AL LARGUERO
Por: Alejandro Tovar Medina
Articulista invitado
En esos desencuentros con la soledad, el hombre tiene la ventaja de pasar tiempo adormilado, pero recurriendo al archivo de su memoria para extraer recuerdos de hechos que nunca pudieron pasar desapercibidos. Claro, nada volverá a ser como era y uno mismo puede notar en cada paso, que la erosión del tiempo le llega de los pies a la cabeza. Somos como los actores de las viejas películas de blanco y negro, que hacen y caminan como si estuvieran en un mar de nubes.
Estando cada cual en su mundo privado y marginal, puede dirigir la proyección donde guste, sin distinguir fechas. Todo se da porque uno aprende que la mejor riqueza del hombre de genio radica en su interior y, si posee pasión y la invierte en sus actos, irá dejando en su camino descargas emocionales, y se da cuenta que, por fortuna, no le robaron la memoria, pues de otra manera habría perdido su futuro. Hoy, concentrado, se comunica con el hombre que siempre quiso ser.
Se sitúa en la vieja cancha de San Isidro y mira al Pirata Fuente, DT del Veracruz y crack de antaño, cuyas historias leímos, pero jamás vimos jugar. Al ser anunciado por el sonido local, fue tan grande la ovación que dio la vuelta a la cancha como un torero triunfador. ¡Aclamado por un gentío que jamás le vio en acción! Ese era el público lagunero de los años sesenta, con el alma al sol.

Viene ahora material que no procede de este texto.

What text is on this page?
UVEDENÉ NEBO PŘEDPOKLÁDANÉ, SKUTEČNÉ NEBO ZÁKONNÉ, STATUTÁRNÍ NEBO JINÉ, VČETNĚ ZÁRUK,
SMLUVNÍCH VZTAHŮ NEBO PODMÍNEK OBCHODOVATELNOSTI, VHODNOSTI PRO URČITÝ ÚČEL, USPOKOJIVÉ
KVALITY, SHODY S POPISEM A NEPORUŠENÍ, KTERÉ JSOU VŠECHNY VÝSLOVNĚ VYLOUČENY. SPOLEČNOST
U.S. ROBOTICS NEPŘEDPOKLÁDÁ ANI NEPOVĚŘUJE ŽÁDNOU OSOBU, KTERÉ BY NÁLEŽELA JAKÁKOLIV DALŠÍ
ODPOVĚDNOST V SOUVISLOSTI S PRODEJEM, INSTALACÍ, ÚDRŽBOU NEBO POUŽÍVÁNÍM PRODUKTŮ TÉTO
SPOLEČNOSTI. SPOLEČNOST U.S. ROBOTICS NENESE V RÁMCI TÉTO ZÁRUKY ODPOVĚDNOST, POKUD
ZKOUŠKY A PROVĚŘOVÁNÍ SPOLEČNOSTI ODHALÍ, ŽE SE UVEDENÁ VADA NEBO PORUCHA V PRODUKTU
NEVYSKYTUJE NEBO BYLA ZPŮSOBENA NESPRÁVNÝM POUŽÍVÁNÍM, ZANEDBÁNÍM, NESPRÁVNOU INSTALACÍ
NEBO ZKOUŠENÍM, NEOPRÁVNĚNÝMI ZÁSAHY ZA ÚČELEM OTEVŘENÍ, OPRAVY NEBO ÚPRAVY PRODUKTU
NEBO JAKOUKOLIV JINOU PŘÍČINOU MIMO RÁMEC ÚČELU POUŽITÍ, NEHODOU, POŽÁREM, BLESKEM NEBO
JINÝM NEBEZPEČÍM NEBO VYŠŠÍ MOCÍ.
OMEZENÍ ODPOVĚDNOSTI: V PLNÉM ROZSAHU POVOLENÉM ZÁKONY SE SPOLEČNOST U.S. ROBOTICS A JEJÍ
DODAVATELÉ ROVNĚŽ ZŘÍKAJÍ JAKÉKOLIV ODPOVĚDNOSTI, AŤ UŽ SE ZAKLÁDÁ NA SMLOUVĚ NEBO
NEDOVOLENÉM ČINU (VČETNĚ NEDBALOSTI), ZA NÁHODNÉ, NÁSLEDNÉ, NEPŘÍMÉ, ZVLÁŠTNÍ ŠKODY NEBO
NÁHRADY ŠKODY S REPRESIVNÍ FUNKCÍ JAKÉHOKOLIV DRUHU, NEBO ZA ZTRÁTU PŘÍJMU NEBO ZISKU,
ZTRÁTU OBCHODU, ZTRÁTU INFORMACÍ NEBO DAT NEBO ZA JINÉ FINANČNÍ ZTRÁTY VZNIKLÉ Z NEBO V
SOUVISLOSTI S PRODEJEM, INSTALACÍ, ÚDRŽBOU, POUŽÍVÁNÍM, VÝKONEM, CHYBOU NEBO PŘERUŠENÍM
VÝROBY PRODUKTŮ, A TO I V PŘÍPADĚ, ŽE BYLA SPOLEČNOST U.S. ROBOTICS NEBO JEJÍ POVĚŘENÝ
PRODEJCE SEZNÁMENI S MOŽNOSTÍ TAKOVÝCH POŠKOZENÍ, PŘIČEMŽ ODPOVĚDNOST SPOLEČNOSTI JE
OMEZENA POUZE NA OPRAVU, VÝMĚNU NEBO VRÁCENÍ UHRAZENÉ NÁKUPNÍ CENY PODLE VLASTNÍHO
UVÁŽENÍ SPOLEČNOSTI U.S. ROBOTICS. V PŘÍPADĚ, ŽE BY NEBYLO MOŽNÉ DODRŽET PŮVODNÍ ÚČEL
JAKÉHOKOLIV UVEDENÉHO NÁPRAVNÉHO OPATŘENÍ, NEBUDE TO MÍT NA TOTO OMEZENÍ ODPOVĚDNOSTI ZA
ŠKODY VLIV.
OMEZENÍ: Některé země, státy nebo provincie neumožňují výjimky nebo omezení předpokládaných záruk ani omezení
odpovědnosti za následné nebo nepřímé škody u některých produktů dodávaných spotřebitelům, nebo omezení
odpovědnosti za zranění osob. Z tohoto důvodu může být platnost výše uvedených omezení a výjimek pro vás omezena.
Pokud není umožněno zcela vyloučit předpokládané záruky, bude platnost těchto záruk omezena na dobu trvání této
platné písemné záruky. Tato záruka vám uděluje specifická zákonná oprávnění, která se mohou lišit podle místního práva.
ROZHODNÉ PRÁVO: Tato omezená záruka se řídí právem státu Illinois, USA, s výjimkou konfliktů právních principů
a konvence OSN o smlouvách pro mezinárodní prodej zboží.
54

Ahí mismo, el Poli Pérez, de UNAM le cayó encima al arquero del Laguna Isaac Plata y le lastimó su columna vertebral, y no fue expulsado. Esos muchachos se jugaban la piel cada domingo, como cuando Cele Mora en un clásico vs Torreón le dio un cabezazo a Caica Zamora, y se armó una batalla campal. No había para donde escoger, todos estaban trenzados. Ricardo Luna persiguió a Chuleta Aguilar con una jeringa y terminaron en la red. Luna salió y Elías se quedó noqueado.
Dicen que los atletas se miden por su gran ritual, pero nadie podrá olvidar al 5-2 del Torreón a Cruz Azul en el Moctezuma –después “Corona”–. Ellos con sus astros Marín, Alejándrez, Quintano, Kalimán, Sánchez Galindo, Prado, Pulido, Muciño, Victorino, etc. Golazos de Tarabini desde fuera del área. Vizcaíno le desvió un penal a Pulido y Guzmán, en un alarde de calidad y potencia, hizo un gol desde medio campo. Un espectáculo para recordar siempre. Muchos de esos héroes, blancos y azules, ya se fueron.
Ahí vivimos abandonados a las pasiones, porque vimos el título de Alfedo Tena y su tropa. El de Quirarte y su gente. Pero sobre todo las decenas de goles de Jared, goleador y creativo de espíritu libre, que manejaba los tiempos del área con la precisión de un reloj, como si desde antes estuviese citado con la pelota. Como igual Oribe lo fue después en el TSM, cuando el grupo de Galindo dobló a los regios. Pero la mente rápida y burlona pregunta por el árbitro con más pantalones, y ese fue Yamasaki en San Isidro. Carlos Reinoso, era el ídolo del América y su crack. Insultó a su compañero René Trujillo por no pasarle la pelota. Don Arturo lo escuchó y lo botó.
Total, que en esos sueños uno puede ya descargar viejas películas de la memoria, quizá en forma atropellada y hasta selectiva, ya sabe usted que cuando un autor da un giro hacia la sombra de la soledad, desnuda frases marcadas con ironía. Es que ya no hay lecturas ni videos que provoquen adicción, así que debes buscar otros recursos con apabullante densidad de significados. Pero la luz del sol nos anuncia final del sueño del que no se quiere despertar para enfrentar la cruda realidad que nos sataniza y, el presente, con un nuevo rostro, nos mira fijo a los ojos.